Preclinical data on Histamine's ability to prevent liver damage

Maxim Pharmaceuticals has announced preclinical results indicating that histamine may prevent lipopolysaccharide (LPS)-induced liver injury. The results were presented at the 39th annual European Association for the Study of the Liver (EASL) meeting in Berlin, Germany. In this preclinical study, LPS is used to increase the severity of alcohol-induced damage. These new results demonstrate the ability of histamine to prevent LPS-induced liver injury in a rodent model by showing efficacy when delivered in a manner mimicking oral administration.

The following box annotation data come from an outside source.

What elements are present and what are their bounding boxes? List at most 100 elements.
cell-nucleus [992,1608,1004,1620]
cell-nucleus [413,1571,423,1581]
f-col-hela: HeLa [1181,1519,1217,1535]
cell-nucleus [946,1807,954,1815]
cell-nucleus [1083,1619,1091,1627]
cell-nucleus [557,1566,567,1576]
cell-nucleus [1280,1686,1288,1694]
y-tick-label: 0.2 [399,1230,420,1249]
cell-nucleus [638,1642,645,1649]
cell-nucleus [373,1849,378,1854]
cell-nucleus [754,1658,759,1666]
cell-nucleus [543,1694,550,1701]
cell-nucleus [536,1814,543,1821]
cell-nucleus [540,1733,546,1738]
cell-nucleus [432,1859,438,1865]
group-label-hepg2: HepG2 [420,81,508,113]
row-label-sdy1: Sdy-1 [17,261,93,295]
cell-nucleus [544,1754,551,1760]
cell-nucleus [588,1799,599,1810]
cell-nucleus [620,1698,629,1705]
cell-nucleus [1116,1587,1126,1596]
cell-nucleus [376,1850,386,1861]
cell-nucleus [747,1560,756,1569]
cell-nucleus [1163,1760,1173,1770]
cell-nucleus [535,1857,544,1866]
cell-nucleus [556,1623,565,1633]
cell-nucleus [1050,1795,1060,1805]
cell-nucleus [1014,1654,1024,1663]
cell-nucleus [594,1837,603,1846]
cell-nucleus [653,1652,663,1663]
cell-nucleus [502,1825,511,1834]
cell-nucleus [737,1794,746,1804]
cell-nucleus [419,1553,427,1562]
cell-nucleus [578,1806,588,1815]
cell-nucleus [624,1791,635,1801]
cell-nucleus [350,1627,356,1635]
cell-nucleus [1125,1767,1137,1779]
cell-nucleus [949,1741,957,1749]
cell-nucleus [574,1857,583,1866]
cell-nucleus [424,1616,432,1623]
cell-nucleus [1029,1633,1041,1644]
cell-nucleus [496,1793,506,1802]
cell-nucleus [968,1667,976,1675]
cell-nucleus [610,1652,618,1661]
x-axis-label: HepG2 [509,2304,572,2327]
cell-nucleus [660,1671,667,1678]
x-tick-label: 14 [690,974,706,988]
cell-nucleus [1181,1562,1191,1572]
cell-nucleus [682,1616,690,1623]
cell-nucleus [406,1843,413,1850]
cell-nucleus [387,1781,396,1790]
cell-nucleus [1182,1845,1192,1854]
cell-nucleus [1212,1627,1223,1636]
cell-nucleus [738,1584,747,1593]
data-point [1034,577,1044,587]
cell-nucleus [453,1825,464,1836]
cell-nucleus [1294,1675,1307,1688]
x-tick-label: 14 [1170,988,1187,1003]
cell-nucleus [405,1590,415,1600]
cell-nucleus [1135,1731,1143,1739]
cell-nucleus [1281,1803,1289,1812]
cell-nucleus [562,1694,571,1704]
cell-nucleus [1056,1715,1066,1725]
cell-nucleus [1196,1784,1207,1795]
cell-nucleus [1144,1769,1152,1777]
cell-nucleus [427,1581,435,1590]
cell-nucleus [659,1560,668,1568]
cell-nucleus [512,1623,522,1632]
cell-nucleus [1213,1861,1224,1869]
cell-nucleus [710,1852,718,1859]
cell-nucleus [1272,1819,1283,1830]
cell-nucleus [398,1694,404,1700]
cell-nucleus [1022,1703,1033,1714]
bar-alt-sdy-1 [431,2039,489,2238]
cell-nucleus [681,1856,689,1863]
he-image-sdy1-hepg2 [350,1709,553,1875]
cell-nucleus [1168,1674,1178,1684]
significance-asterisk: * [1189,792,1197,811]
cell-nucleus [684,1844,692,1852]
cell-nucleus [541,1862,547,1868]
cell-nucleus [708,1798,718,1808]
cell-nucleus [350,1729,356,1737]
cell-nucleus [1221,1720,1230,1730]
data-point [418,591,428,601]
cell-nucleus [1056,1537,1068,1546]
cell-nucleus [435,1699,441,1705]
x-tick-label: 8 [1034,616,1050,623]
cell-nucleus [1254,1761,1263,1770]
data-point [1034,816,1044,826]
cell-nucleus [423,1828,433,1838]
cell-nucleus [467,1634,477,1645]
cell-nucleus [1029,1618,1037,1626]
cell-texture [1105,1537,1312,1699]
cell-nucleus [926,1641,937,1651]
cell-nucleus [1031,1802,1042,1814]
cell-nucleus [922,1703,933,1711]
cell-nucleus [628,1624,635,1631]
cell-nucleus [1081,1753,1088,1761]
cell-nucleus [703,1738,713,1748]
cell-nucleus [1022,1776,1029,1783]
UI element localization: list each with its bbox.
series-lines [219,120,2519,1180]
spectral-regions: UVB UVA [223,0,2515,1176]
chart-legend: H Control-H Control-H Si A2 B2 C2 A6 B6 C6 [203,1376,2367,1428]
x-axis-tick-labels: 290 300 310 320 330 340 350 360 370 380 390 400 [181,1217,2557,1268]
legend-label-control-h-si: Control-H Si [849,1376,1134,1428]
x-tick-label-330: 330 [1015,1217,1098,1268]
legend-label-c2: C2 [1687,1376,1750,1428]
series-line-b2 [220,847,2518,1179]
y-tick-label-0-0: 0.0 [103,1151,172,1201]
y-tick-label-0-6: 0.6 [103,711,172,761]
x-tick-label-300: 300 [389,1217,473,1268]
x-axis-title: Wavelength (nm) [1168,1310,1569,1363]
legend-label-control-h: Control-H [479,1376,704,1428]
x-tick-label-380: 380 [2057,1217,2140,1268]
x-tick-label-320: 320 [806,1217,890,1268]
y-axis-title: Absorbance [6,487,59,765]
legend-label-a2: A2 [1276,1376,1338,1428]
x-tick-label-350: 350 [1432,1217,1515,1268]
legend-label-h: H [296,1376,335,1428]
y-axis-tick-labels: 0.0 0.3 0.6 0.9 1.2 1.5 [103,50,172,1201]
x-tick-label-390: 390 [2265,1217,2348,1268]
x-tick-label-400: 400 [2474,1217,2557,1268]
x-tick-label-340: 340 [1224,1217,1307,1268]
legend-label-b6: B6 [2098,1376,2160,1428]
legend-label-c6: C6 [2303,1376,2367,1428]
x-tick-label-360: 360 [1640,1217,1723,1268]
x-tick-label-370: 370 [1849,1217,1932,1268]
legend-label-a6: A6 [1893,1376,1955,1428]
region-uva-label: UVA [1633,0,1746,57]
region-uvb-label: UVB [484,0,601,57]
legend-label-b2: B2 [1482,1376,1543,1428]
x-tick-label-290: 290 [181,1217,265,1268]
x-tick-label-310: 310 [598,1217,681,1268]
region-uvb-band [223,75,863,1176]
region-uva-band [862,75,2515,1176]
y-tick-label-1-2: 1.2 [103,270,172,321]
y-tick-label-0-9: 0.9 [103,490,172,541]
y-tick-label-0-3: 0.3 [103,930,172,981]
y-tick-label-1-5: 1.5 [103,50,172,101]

Maxim scientists have previously shown that histamine is protective against early alcohol-induced liver injury in rats. Histamine is known to inhibit reactive oxygen species and LPS-induced pro-inflammatory cytokines like TNF-(alpha) in circulating inflammatory cell types in blood. Similar cells in the liver called Kupffer cells, also mediate inflammation by releasing pro-inflammatory cytokines when stimulated by LPS. Maxim researchers tested histamine in a rat model using alcohol in combination with a high-fat diet to create liver injury. LPS was administered as a "second insult" to dramatically increase damage and the markers that measure this damage. Subcutaneous histamine pre-treatment at all doses prevented serum transaminase (ALT, AST) levels from elevating compared to when LPS was given alone. When histamine was directly given into the intestine, a dose-dependent protection was achieved. Histamine also dose-dependently decreased LPS-induced TNF-(alpha) and IL-6 mRNA levels in the liver.

"These continued results were used to support our oral histamine program now in phase 1 human trials and the continued understanding of histamine's mechanism of action in chronic liver diseases," says Kurt R. Gehlsen, Senior Vice President and Chief Scientific Officer. "This work will help to advance toward clinical trials of our oral product candidate in the treatment of chronic liver diseases including Hepatitis C, alcoholic liver disease (ALD) and non-alcoholic steatohepatitis (NASH)."

Chronic liver diseases, including hepatitis, ALD and NASH, affect an estimated 25 million people in the U.S., approximately one in every ten. Hepatitis C is the leading blood-borne infection in the United States. The U.S. Center for Disease Control and Prevention estimates that over 4.5 million Americans are infected with the hepatitis C virus. The World Health Organization and other sources estimate that at least 200 million people are infected worldwide. Some experts estimate that without substantial improvements in treatment, deaths from hepatitis C will surpass those from HIV. Hepatitis C is the leading cause of liver cancer and the primary reason for liver transplantation in many countries. Even with recent advances, approximately half of patients still do not attain a sustained response with current therapies. NASH, non-alcoholic steatohepatitis, also called 'fatty liver,' is an inflammation of the liver associated with an increase of fat deposits in liver cells that may lead to severe liver damage and cirrhosis. NASH may occur in middle-aged, overweight, and often in diabetic patients who do not drink alcohol. ALD, caused by alcohol abuse, is one of the ten leading causes of death in the United States.